Concern about the efficiency and effect of targets in the National Health Service has been gathering for years, but the time has now come for a profound examination of their use. Targets do have their place in the NHS because the service patients receive must be measured, but a more mature, evidence-based use of targets is needed for the future.
The most recent figures on targets appear disquieting. From April to June, the health service failed to meet the 12-week guarantee for treatment delivered on an inpatient or day care basis. The latest figures for A&E waiting times also show the service falling short of the Scottish Government's target, with 94.2 per cent of patients being seen and subsequently admitted, transferred or discharged within four hours during the week ending August 16.
There is no question that the waiting times in A&E in particular are a symptom of a system that is struggling to cope with the ever-increasing demand from an ageing population. The NHS also has to use its limited resources as best it can as part of a system that brings together health and social care and if targets can help achieve that, they should be used.
But Holyrood's Health Committee is right to ask for the Scottish Government to ask for more information on how health boards are meeting, or failing to meet, the targets. In time, this might have to lead to some consideration of whether there should be more flexibility around some of the highest-profile targets such as the four-hour A&E waiting time.
The committee's concern centres on the way in which targets could be affecting how money is spent. During an examination of health board budgets, it heard that resources were often diverted if there was a risk a target would be missed, to the possible detriment of other projects.

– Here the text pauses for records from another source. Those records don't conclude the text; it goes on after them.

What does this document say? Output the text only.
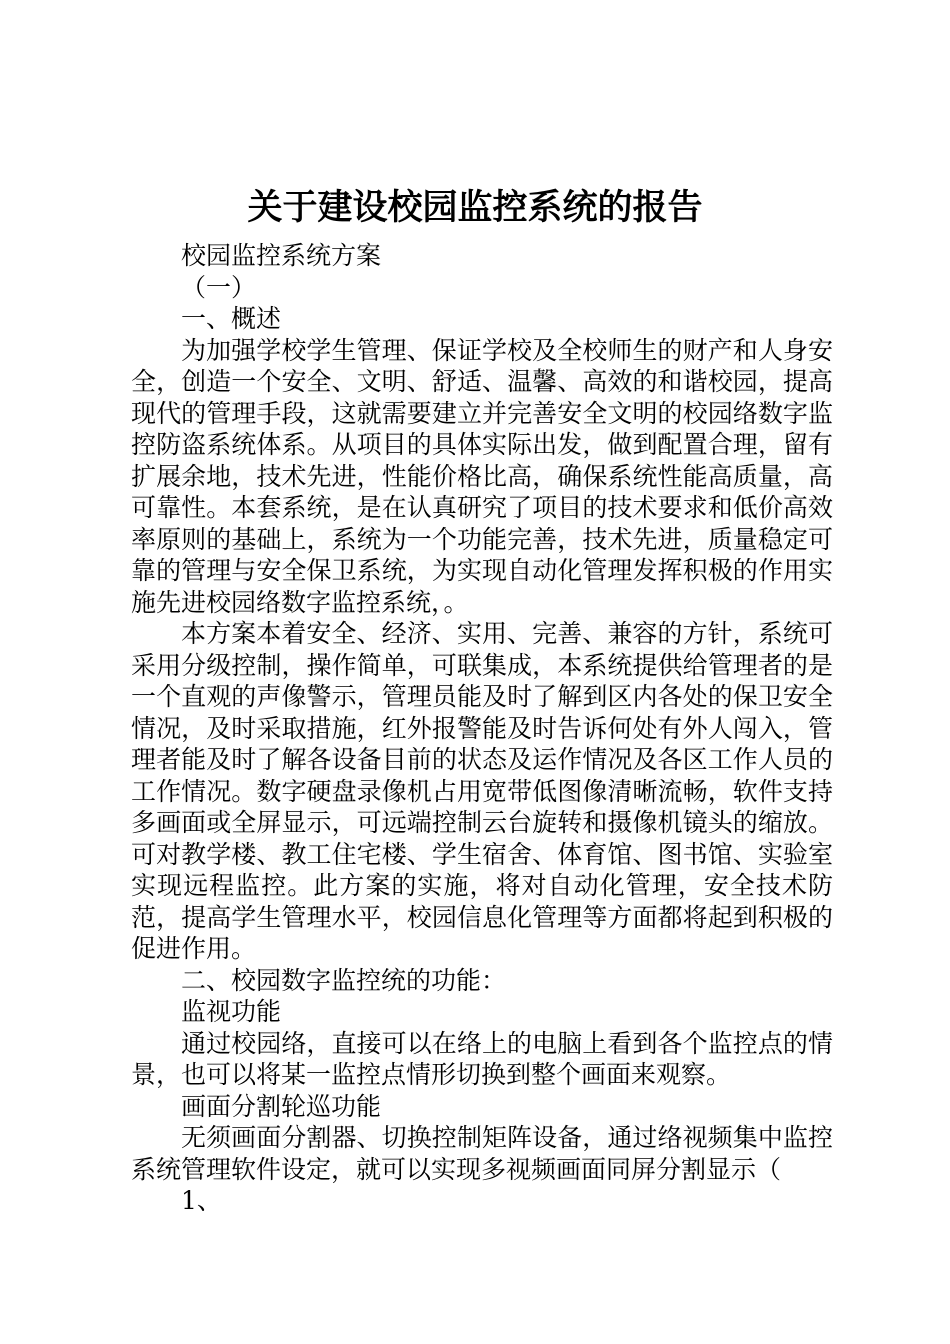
关于建设校园监控系统的报告

校园监控系统方案

（一）

一、概述

为加强学校学生管理、保证学校及全校师生的财产和人身安全，创造一个安全、文明、舒适、温馨、高效的和谐校园，提高现代的管理手段，这就需要建立并完善安全文明的校园络数字监控防盗系统体系。从项目的具体实际出发，做到配置合理，留有扩展余地，技术先进，性能价格比高，确保系统性能高质量，高可靠性。本套系统，是在认真研究了项目的技术要求和低价高效率原则的基础上，系统为一个功能完善，技术先进，质量稳定可靠的管理与安全保卫系统，为实现自动化管理发挥积极的作用实施先进校园络数字监控系统，。

本方案本着安全、经济、实用、完善、兼容的方针，系统可采用分级控制，操作简单，可联集成，本系统提供给管理者的是一个直观的声像警示，管理员能及时了解到区内各处的保卫安全情况，及时采取措施，红外报警能及时告诉何处有外人闯入，管理者能及时了解各设备目前的状态及运作情况及各区工作人员的工作情况。数字硬盘录像机占用宽带低图像清晰流畅，软件支持多画面或全屏显示，可远端控制云台旋转和摄像机镜头的缩放。可对教学楼、教工住宅楼、学生宿舍、体育馆、图书馆、实验室实现远程监控。此方案的实施，将对自动化管理，安全技术防范，提高学生管理水平，校园信息化管理等方面都将起到积极的促进作用。

二、校园数字监控统的功能：

监视功能

通过校园络，直接可以在络上的电脑上看到各个监控点的情景，也可以将某一监控点情形切换到整个画面来观察。

画面分割轮巡功能

无须画面分割器、切换控制矩阵设备，通过络视频集中监控系统管理软件设定，就可以实现多视频画面同屏分割显示（

1、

The committee's conclusion was that a focus on key targets could result in large sums of money being spent to achieve marginal improvements in performance. "The boards agreed that the focus on achieving high-profile target measures could lead to an inefficient allocation of resources," a committee report said.

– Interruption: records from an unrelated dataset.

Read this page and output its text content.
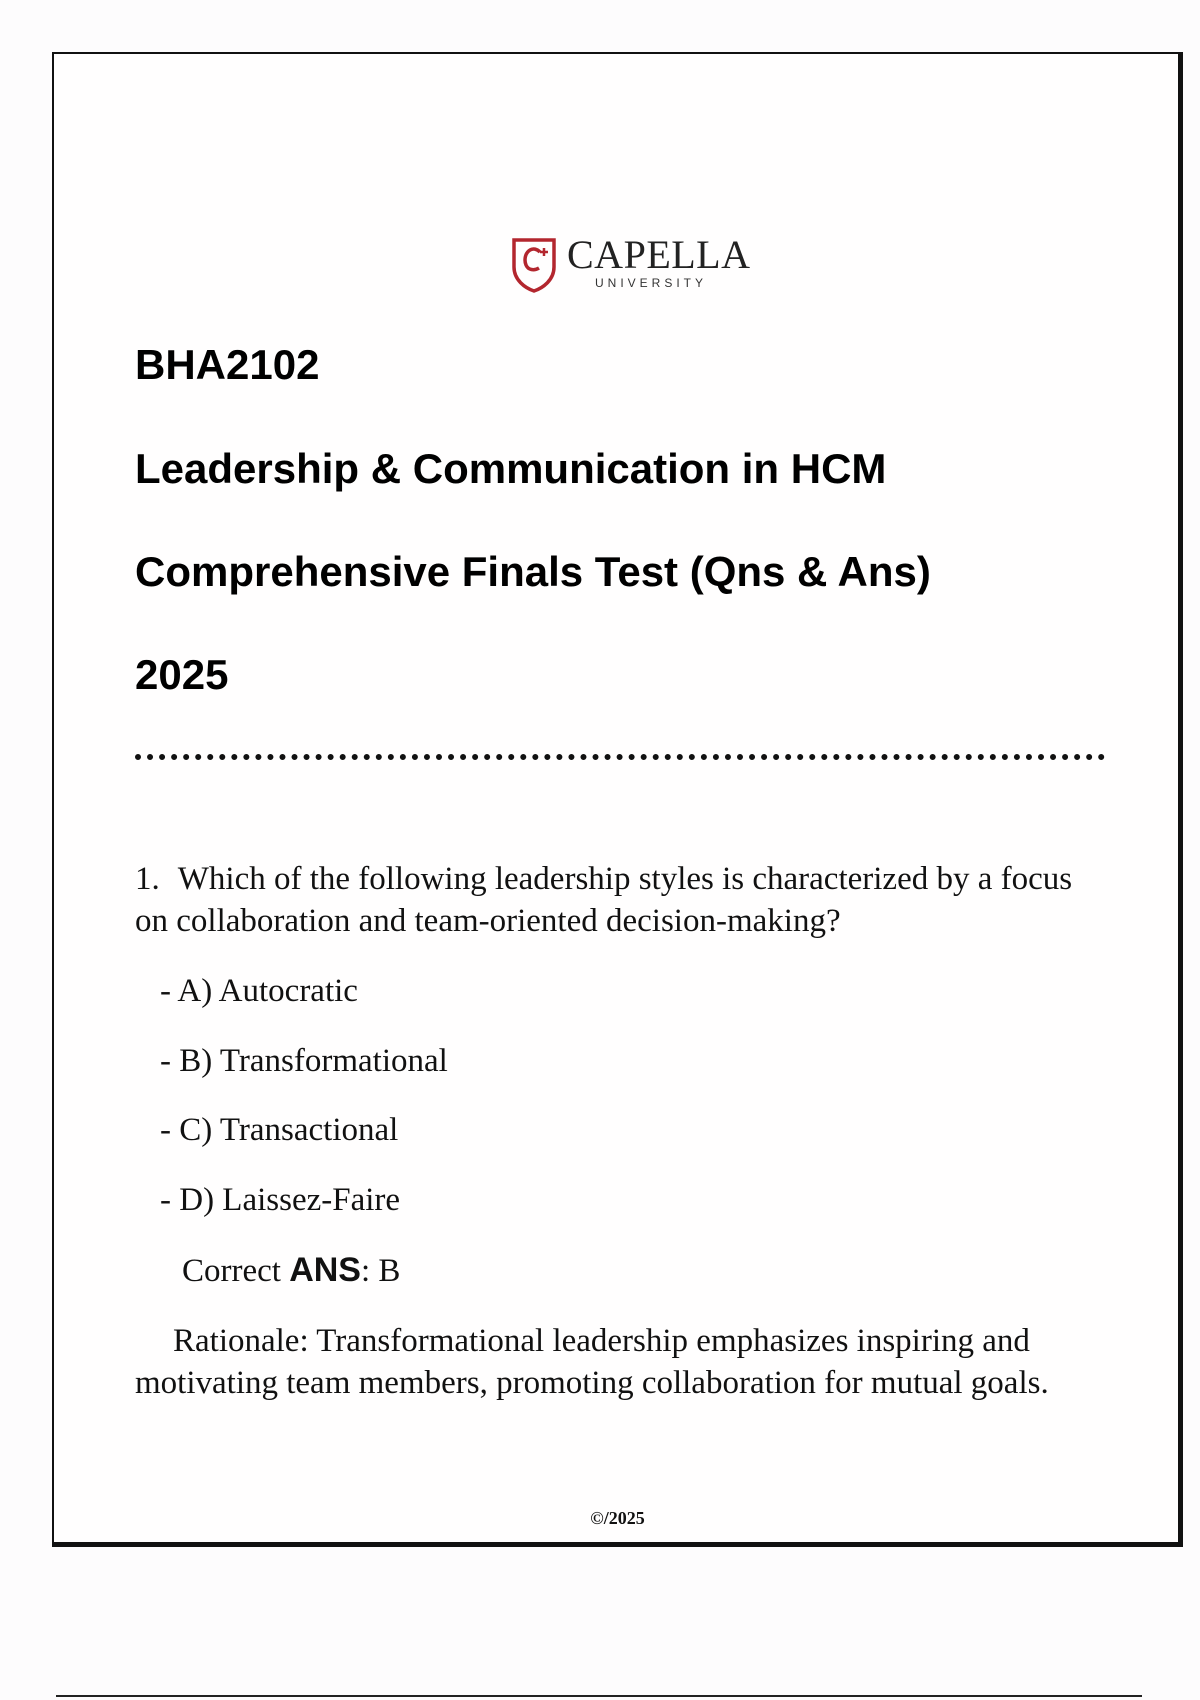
CAPELLA
UNIVERSITY
BHA2102
Leadership & Communication in HCM
Comprehensive Finals Test (Qns & Ans)
2025
1. Which of the following leadership styles is characterized by a focus on collaboration and team-oriented decision-making?
- A) Autocratic
- B) Transformational
- C) Transactional
- D) Laissez-Faire
Correct ANS: B
Rationale: Transformational leadership emphasizes inspiring and motivating team members, promoting collaboration for mutual goals.
©/2025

This conclusion is in accordance with concern expressed recently by the Academy of Medical Royal Colleges and Faculties in Scotland and the Royal College of Nursing Scotland. Together, the organisations called the targets unsustainable and said they were often skewing clinical priorities and focusing energy on too man of the wrong things.

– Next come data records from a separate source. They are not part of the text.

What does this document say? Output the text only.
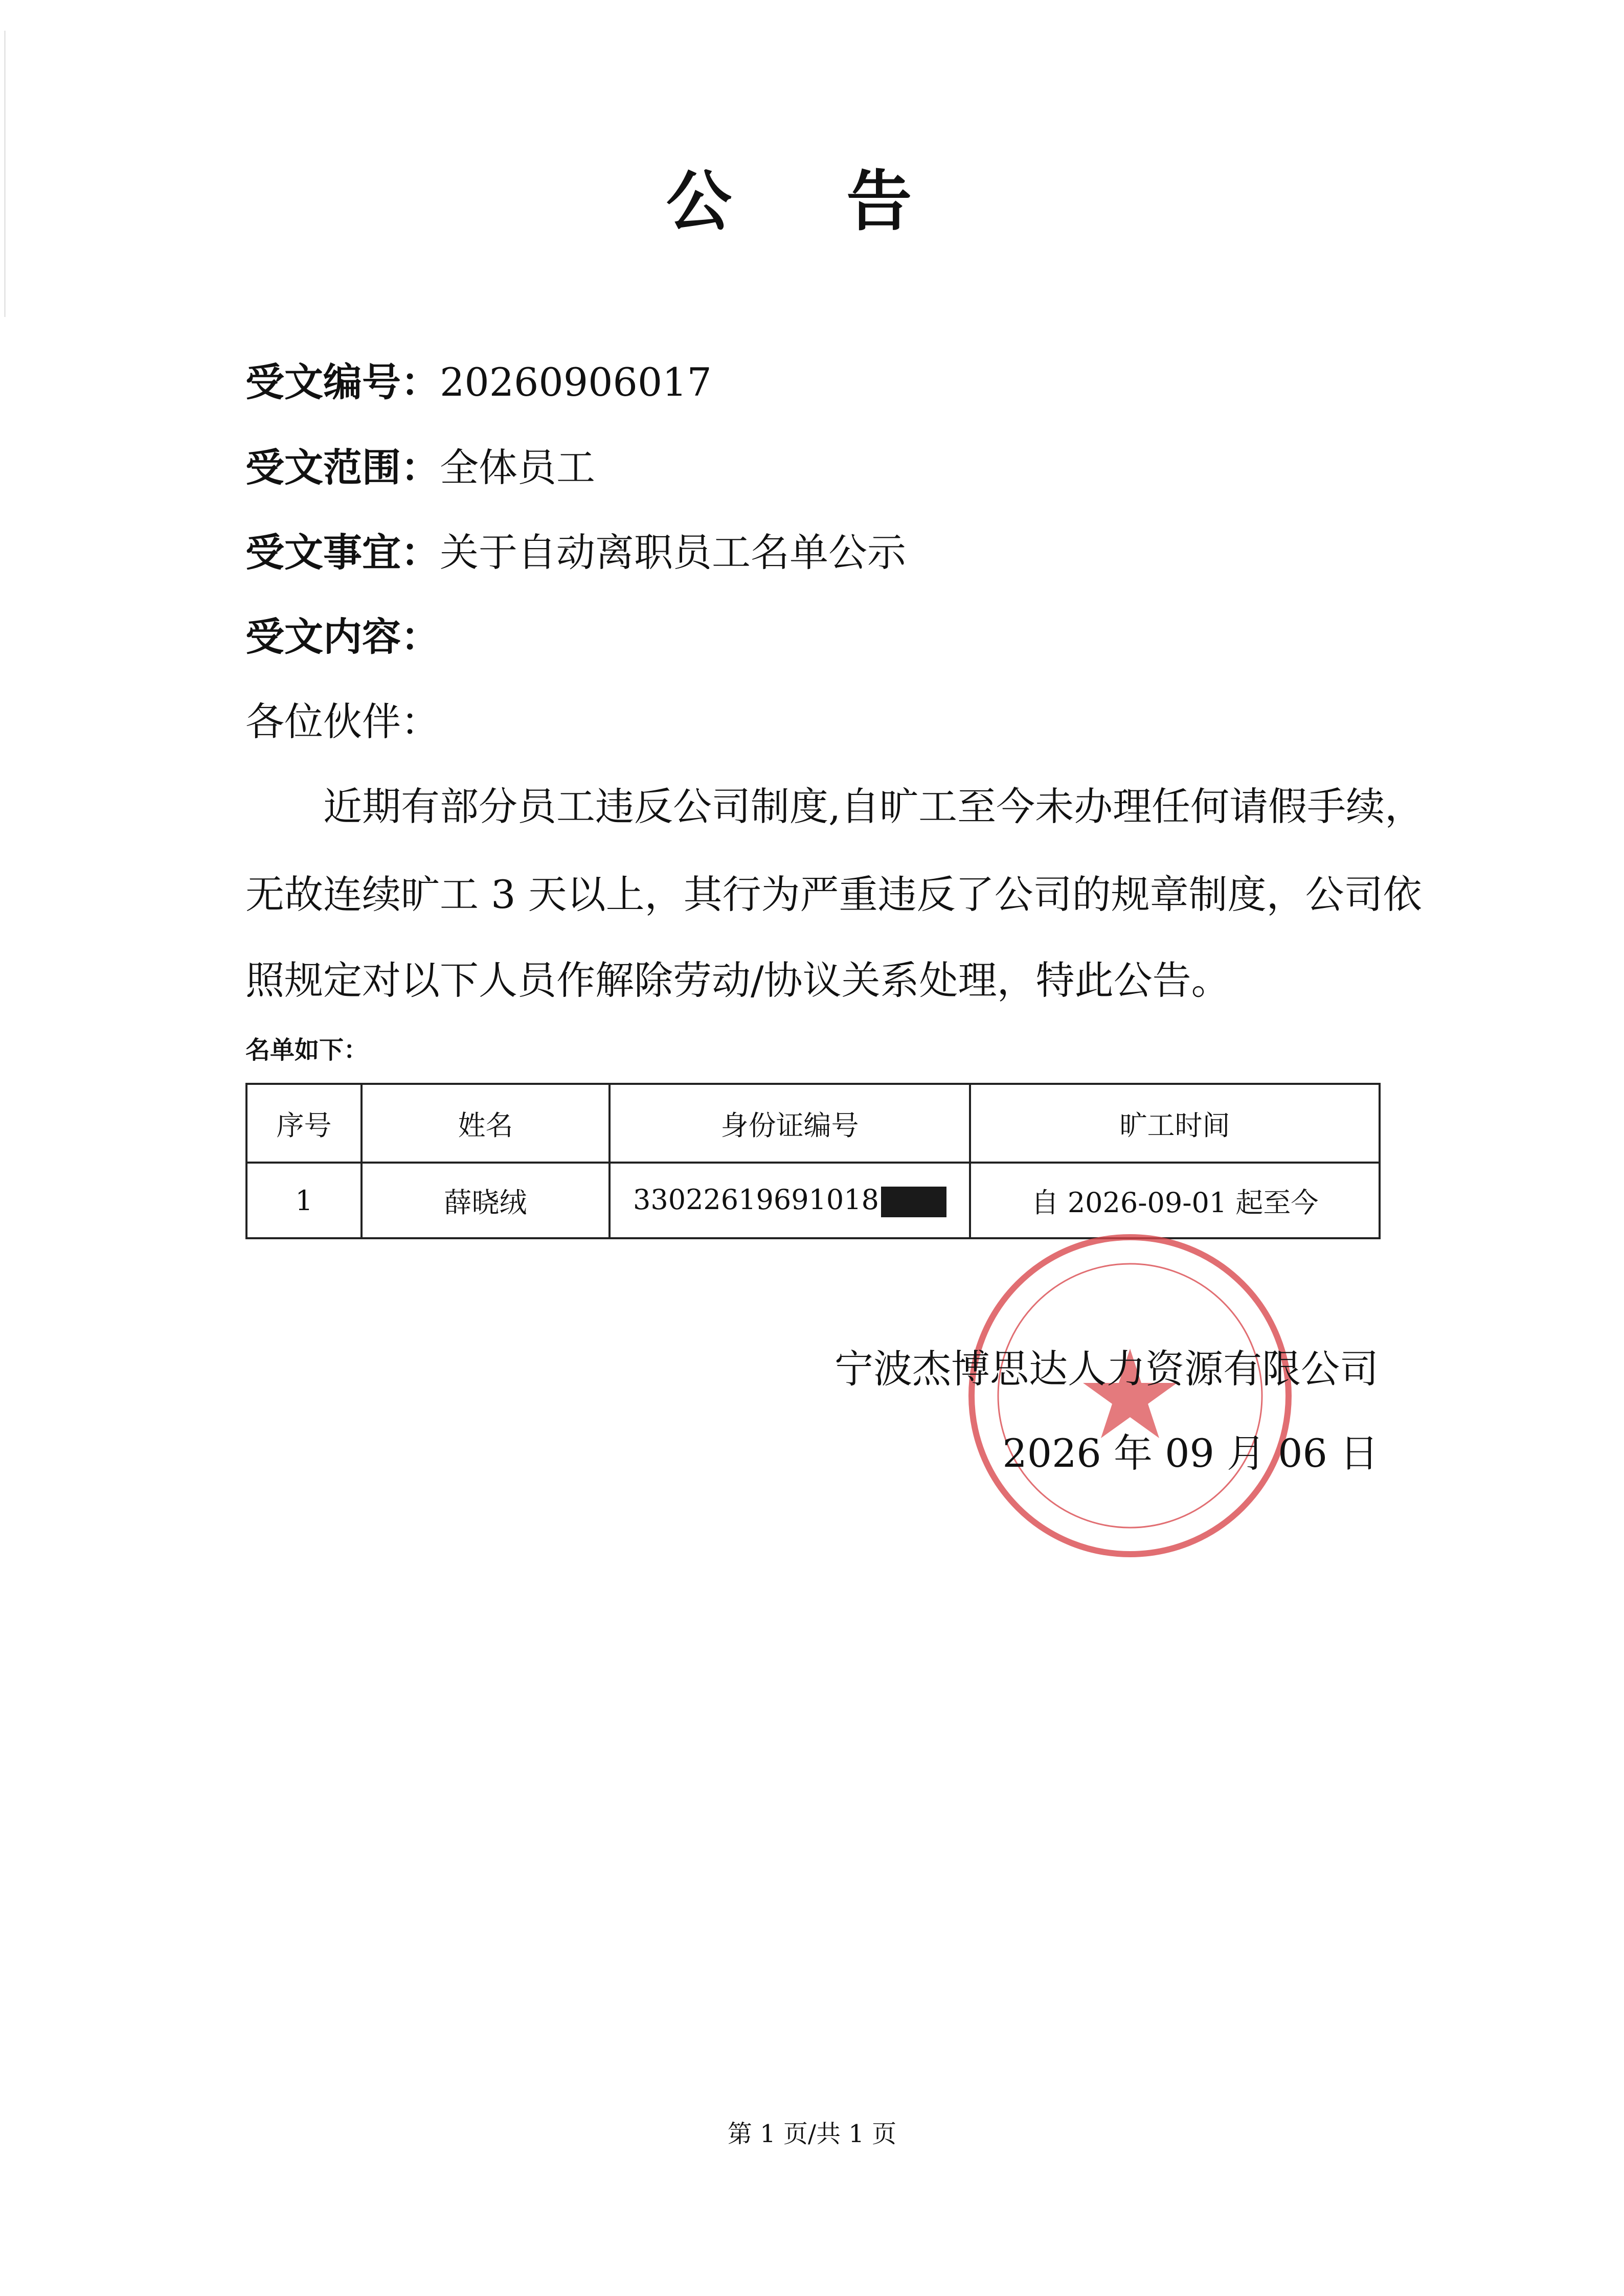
公 告
受文编号：20260906017
受文范围：全体员工
受文事宜：关于自动离职员工名单公示
受文内容：
各位伙伴：
近期有部分员工违反公司制度,自旷工至今未办理任何请假手续，
无故连续旷工 3 天以上，其行为严重违反了公司的规章制度，公司依
照规定对以下人员作解除劳动/协议关系处理，特此公告。
名单如下：
序号	姓名	身份证编号	旷工时间
1	薛晓绒	33022619691018	自 2026-09-01 起至今
宁波杰博思达人力资源有限公司
2026 年 09 月 06 日
第 1 页/共 1 页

In the face of this criticism, the Scottish Government says it is committed to maintaining targets, but that should not preclude an investigation into the concerns of the health committee and many NHS staff. The service needs some way of measuring performance, but the Scottish Government should also determine to what extent targets are distorting the way staff behave and how health boards spend their money.
The specific problem the committee has identified is that the Government is not able to establish how much it is costing boards to meet the last percentage points of the targets and it has a question: how can ministers ensure that the drive to meet targets remains an efficient use of money for NHS boards when it is not able to establish how much it is costing boards to meet them? It is a fair question. The Scottish Government should now provide an answer.